There exists APIs where a password is validated as, say, MD5(challenge + MD5(salt + password)).
Let's leave aside the fact that MD5 is not a secure algorithm anymore (you can procedurally generate an input that generates any MD5 hash value you want in cheap-to-compute time).
However, there are still problems with this specification. An MD5 checksum can be represented as a sequence of 16 binary bytes, or it can be represented as a sequence of 32 hexadecimal digits. And, in the latter case, those digits can be upper or lower case (although lower case generally prevails).
Having to interface with one of the hex-digit varieties, from code that runs in the Erlang programming language, is somewhat annoying, because the Erlang built-in MD5 generates binary bytes only. By contrast, the Python MD5 API generates both, and the PHP MD5 API generates hex by default but in modern versions has an option to generate binary. Googling for this will quickly show a couple of blog posts that convert from binary to hex. However, they do it the hard way, writing their own "hex digit" conversion functions, and generally making life difficult. Turns out, Erlang is a lot more elegant than those examples. I started out with this function to convert a binary value to a hex string in Erlang:
hexstring(Binary) when is_binary(Binary) -> lists:flatten(lists:map( fun(X) -> io_lib:format("~2.16.0b", [X]) end, binary_to_list(Binary))).
That's it. One line of code (broken into 4 for readability). You might even write it where you need it, instead of putting it in a function (although having it in a function is convenient). It's also totally functional in its expression, not requiring any non-standard dependencies.
The trick to this expression is the io_lib:format format string for integers. io_lib:format() is similar to sprintf() in C/C++, except it's type safe, and uses a different sytax. Each format term is introduced through a tilde. There are three (mostly optional) fields: width, precision and pad, followed by the conversion character. "B" means "uppercase integer of given base," and "b" means "lowercase integer of given base." The width in this case is 2 characters, the precision is 16, which is interpreted as base for this conversion, and the padding character is 0. If it didn't pad by 0, then single-digit values would be default padded to 2 width by a space, which is not what we want.

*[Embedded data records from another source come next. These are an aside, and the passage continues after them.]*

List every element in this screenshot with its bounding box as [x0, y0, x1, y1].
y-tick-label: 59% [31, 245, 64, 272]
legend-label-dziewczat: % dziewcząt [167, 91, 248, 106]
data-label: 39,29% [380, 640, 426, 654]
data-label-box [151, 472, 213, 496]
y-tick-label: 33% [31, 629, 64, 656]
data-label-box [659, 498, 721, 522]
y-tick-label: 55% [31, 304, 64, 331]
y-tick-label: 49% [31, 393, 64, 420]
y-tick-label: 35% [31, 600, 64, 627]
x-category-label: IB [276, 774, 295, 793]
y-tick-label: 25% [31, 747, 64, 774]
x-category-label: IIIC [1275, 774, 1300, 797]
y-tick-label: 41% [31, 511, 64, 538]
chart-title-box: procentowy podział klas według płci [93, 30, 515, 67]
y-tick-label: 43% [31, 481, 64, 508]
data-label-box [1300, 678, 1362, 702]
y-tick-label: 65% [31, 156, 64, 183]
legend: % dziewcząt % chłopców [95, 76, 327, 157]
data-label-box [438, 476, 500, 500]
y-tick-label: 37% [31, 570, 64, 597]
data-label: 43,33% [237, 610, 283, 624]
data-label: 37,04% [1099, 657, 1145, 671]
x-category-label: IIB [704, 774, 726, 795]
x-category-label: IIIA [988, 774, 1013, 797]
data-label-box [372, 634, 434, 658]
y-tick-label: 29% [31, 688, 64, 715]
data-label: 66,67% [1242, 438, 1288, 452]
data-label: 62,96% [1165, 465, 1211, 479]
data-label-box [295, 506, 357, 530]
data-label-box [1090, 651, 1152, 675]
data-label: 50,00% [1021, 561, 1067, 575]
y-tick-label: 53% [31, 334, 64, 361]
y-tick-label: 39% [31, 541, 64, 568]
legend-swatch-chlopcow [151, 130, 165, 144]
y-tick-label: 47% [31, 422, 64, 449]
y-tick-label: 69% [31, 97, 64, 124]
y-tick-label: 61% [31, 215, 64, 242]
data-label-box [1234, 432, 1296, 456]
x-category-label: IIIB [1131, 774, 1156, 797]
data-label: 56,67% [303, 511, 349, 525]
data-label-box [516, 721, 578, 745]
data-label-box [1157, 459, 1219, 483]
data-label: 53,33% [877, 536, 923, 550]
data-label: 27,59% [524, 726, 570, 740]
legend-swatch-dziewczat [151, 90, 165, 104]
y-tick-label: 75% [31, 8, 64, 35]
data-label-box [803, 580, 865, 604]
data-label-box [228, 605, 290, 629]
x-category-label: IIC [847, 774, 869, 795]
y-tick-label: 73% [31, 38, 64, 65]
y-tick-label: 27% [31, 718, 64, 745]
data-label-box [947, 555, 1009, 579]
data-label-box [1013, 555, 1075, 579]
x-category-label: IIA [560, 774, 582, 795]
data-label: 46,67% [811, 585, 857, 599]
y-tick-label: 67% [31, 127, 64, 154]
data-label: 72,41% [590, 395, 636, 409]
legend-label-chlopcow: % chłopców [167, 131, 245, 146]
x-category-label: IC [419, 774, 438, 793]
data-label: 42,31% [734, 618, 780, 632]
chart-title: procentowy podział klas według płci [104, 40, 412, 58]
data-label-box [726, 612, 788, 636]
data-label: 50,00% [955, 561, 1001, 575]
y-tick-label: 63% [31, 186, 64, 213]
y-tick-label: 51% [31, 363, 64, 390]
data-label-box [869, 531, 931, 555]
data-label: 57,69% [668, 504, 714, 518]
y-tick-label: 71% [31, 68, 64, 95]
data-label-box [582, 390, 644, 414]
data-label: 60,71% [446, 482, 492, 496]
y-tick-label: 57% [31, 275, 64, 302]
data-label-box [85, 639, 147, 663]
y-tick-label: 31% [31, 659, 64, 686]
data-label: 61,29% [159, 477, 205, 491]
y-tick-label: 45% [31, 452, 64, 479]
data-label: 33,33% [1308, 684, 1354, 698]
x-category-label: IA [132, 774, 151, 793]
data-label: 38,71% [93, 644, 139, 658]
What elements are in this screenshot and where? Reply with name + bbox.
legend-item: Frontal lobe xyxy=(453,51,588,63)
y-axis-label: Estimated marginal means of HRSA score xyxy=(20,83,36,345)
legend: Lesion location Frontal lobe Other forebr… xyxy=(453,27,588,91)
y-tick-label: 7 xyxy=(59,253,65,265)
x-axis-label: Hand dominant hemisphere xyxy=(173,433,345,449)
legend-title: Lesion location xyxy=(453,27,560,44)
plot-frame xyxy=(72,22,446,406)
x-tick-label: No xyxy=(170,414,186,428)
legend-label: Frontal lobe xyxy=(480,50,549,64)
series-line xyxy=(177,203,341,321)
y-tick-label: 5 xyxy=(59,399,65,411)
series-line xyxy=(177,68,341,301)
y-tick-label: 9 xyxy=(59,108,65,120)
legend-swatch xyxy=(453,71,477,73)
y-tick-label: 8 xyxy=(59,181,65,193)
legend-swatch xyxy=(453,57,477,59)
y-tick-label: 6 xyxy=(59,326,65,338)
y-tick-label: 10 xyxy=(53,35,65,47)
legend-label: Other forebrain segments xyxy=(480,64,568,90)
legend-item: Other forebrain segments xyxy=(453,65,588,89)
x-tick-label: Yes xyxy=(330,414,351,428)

But, then I started thinking: Erlang has a wonderful bigint library, that will go as large as you want it to. The integer format conversion works for those, too. So, behold an even better version:
hexstring(<<X:128/big-unsigned-integer>>) -> lists:flatten(io_lib:format("~32.16.0b", [X])).
This uses binary matching syntax (a really cool part of Erlang designed to ease implementation of network protocols). The input argument is exactly a binary value of 128 bits, interpreted as an unsigned big-endian integer. It's then formatted as a 32-digit, 0-padded, lowercase, base-16 (hexadecimal) number. Done!
Functional Programming with Standard Libraries: 1
Crappy Web Blogs: 0
Update 2011-03-16: if you also are working with hashes of SHA1 or SHA-256 or SHA-512, then you can extend the function as appropriate:
hexstring(<<X:128/big-unsigned-integer>>) -> lists:flatten(io_lib:format("~32.16.0b", [X])); hexstring(<<X:160/big-unsigned-integer>>) -> lists:flatten(io_lib:format("~40.16.0b", [X])); hexstring(<<X:256/big-unsigned-integer>>) -> lists:flatten(io_lib:format("~64.16.0b", [X])); hexstring(<<X:512/big-unsigned-integer>>) -> lists:flatten(io_lib:format("~128.16.0b", [X])).
(Extending it to an arbitrary precision is also possible and left as an exercise to the reader, although I prefer to be explicit about the data I accept, so as to catch unexpected data early!)